ACEP ID:

Advance Care Planning

1. What is “advance care planning?”

Using the CPT (current procedural terminology) description, there are two codes for advance care planning (ACP).

“99497 and 99498 are used to report the face-to-face services between a physician or other qualified health care professional and a patient, family member or surrogate in counseling and discussing advance directives, with or without completing relevant legal forms.”

According to the CPT manual, advance care planning involves the explanation and discussion of advanced directives; this document appoints an agent and/or records the wishes of the patient pertaining to his/her medical treatment at a future time should he/she lack decisional capacity at that time.  Examples of such forms include a Health Care Proxy, Durable Power of Attorney for healthcare, a Living Will, Physician Orders for Life Sustaining Treatment (POLST), or Medical Order for Life Sustaining Treatment (MOLST).

2. What are the values of the ACP codes?

In the final CY 2026 Physician Fee Schedule, the work RVU for 99497 (first 30 minutes) is 1.50 and 99498 (each additional 30 minutes is 1.40).

3. What type of training is required to bill for Advance Care Planning?

There is no specific training, specialty restrictions, or quality measures a provider must satisfy to perform and bill for ACP. 

4. Does the patient have to be present?

Not necessarily. If the patient is unable to participate in the conversation due to medical illness or lack of capacity, the health care provider can engage with a family member or surrogate, so long as the discussion is face-to-face.

5. What are the documentation requirements for ACP? Do you need to have standard forms completed during the encounter?

According to CMS, your documentation of the ACP discussion should include:

● The fact that the visit was voluntary 

● An explanation of advance directives 

● Who was present 

● The time spent discussing ACP during the face-to-face encounter 

Completion of specific forms, such as, MOLST, DNR, Living Will, or other standard forms is not required to bill for the service. (Advance Care Planning, Medicare Learning Network, MLN909289, March 2025.)

6. Is there a time requirement for this service?

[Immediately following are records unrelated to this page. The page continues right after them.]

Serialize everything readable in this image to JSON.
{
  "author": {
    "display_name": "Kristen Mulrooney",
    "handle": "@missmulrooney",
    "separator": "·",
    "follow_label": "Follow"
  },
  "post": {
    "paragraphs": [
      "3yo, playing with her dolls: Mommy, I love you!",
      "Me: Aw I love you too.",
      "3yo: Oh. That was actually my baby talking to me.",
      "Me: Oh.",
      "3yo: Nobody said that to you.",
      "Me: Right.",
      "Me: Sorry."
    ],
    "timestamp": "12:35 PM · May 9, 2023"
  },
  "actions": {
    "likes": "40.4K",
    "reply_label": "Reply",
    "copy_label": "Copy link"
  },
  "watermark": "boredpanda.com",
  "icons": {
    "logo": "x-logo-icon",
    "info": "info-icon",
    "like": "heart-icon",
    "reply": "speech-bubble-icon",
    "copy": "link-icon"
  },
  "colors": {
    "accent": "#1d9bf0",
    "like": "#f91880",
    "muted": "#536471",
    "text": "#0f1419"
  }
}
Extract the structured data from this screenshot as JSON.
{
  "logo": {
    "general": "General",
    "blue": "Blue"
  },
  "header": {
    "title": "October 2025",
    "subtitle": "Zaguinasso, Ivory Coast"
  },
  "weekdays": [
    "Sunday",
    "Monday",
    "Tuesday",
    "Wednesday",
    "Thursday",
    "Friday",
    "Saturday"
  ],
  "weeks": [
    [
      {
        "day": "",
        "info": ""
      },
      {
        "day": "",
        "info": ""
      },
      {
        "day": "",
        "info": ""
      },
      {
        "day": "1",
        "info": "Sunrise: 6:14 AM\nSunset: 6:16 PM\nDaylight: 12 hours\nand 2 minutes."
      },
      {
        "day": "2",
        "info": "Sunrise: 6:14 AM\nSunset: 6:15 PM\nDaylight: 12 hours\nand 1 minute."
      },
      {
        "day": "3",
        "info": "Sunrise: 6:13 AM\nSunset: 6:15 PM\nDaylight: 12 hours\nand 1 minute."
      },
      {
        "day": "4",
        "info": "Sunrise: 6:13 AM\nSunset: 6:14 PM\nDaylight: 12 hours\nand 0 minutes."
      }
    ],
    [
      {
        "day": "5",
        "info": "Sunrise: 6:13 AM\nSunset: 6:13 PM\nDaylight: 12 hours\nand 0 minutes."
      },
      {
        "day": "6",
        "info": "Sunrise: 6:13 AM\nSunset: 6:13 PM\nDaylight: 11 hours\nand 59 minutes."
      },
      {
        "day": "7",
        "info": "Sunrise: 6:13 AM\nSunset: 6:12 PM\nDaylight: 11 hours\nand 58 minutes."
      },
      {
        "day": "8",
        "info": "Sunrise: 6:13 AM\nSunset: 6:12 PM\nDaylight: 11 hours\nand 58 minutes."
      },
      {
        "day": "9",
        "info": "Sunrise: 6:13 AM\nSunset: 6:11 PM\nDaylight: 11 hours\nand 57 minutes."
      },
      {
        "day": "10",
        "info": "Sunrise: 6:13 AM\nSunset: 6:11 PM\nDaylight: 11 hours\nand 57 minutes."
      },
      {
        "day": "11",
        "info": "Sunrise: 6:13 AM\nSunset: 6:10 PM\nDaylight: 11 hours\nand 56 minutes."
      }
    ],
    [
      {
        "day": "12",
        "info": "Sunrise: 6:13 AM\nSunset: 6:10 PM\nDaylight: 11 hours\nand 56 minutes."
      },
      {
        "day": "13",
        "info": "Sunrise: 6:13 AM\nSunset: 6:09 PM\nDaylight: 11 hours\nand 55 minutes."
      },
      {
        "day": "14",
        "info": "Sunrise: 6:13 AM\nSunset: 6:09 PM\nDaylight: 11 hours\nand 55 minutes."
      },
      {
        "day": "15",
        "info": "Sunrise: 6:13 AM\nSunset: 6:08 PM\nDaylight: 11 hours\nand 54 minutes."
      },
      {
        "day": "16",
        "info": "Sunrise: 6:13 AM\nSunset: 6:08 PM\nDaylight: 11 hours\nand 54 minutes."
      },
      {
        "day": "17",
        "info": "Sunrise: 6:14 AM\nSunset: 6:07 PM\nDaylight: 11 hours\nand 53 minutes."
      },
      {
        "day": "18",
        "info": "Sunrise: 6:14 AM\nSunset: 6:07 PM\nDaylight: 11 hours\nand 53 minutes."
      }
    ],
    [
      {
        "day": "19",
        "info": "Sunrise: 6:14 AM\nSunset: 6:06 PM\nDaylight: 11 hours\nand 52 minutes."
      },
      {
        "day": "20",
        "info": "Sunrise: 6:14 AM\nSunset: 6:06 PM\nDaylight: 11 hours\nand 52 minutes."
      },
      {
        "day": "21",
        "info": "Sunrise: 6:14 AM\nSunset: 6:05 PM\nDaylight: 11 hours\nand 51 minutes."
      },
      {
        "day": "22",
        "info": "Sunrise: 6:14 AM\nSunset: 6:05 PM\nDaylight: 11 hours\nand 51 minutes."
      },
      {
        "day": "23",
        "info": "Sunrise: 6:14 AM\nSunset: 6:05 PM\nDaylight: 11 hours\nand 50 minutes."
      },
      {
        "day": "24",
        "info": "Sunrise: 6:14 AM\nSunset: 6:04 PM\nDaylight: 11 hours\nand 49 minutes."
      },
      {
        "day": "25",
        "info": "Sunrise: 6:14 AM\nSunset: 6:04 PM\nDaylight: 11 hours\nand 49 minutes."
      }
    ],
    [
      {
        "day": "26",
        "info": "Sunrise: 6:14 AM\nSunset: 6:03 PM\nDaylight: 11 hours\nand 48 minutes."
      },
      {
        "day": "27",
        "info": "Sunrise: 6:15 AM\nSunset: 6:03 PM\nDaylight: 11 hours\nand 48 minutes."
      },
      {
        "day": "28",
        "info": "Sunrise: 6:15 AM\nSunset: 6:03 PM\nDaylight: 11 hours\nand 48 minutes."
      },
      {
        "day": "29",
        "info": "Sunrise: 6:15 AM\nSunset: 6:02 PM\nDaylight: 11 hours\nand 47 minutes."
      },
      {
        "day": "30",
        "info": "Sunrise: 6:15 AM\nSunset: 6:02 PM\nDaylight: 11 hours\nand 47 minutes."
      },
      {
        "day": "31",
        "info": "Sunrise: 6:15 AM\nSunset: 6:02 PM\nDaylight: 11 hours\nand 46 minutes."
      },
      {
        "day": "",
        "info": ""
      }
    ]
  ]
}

Yes.  The first code, 99497, covers the first 30 minutes of face-to-face conversation and documentation by the provider with the patient, family member(s) and/or surrogate.  In order to qualify, at least 16 minutes must be performed and documented.  Should you exceed 30 minutes, which is less likely in the ED setting, there is a second code, 99498, which includes each additional 30-minute increments of service.  However, CPT requires that no active management of the problem(s) can be undertaken during the time period reported. When you perform another service concurrently as a time based service, CMS requires that you do not include the time spent on the concurrent service with the time based service.

7. Can you use a telehealth model to bill for ACP?

The Advance Care Planning codes do appear in Appendix P of CPT and on the CY 2026 CMS (Medicare) lists meaning that they may be reported via telehealth with a -95 modifier. Be sure to check local payer policy on reimbursement policies. Additionally watch congressional action regarding Medicare patients and waivers for patient and clinician location, which as date of this review continue to be a waived requirement. See the Telemedicine FAQ for further details.

8. How does this code affect the E/M code for the ED visit?

CPT allows the ACP and E/M code to be billed in addition to a broad range of other E/M service codes. For the Emergency Provider, this service can be reported together with the Emergency Department E/M’s (99281-99285) and all the observation codes. ACP cannot, however, be reported with critical care services, 99291.

9. Are there frequency limitations per year of using the ACP codes?

No, there are no limits on the number of times ACP can be used for a given beneficiary in a given period of time; however,  CMS states in their MLN

“If you bill these services more than once, document a change in the patient’s health status or wishes about end-of-life care in their medical record.” (Advance Care Planning, Medicare Learning Network, MLN909289, March 2025.)

10. Which payers accept these codes?

Advance Care Planning is an established CPT code.  Therefore, technically any payer that professes to accept CPT coding current to the date of service ought to accept these codes, unless expressly stating otherwise or publishing other restrictions.

As of January 2016, and currently, the National Correct Coding Initiative (NCCI) –one of the major underpinnings supporting Medicare coding-- indicated that the ACP codes are reportable.  So the status indicator for both codes is “A,” meaning it is an active code the Medicare physician fee schedule.   As yet, there are no Medicare National Coverage Determinations for the ACPs, so it is possible that local Medicare contractors could make their own determinations.

Updated February 2026

Disclaimer

The American College of Emergency Physicians (ACEP) has developed the Reimbursement & Coding FAQs and Pearls for informational purposes only.   The FAQs and Pearls have been developed by sources knowledgeable in their fields, reviewed by a committee, and are intended to describe current coding practice. However, ACEP cannot guarantee that the information contained in the FAQs and Pearls is in every respect accurate, complete, or up to date.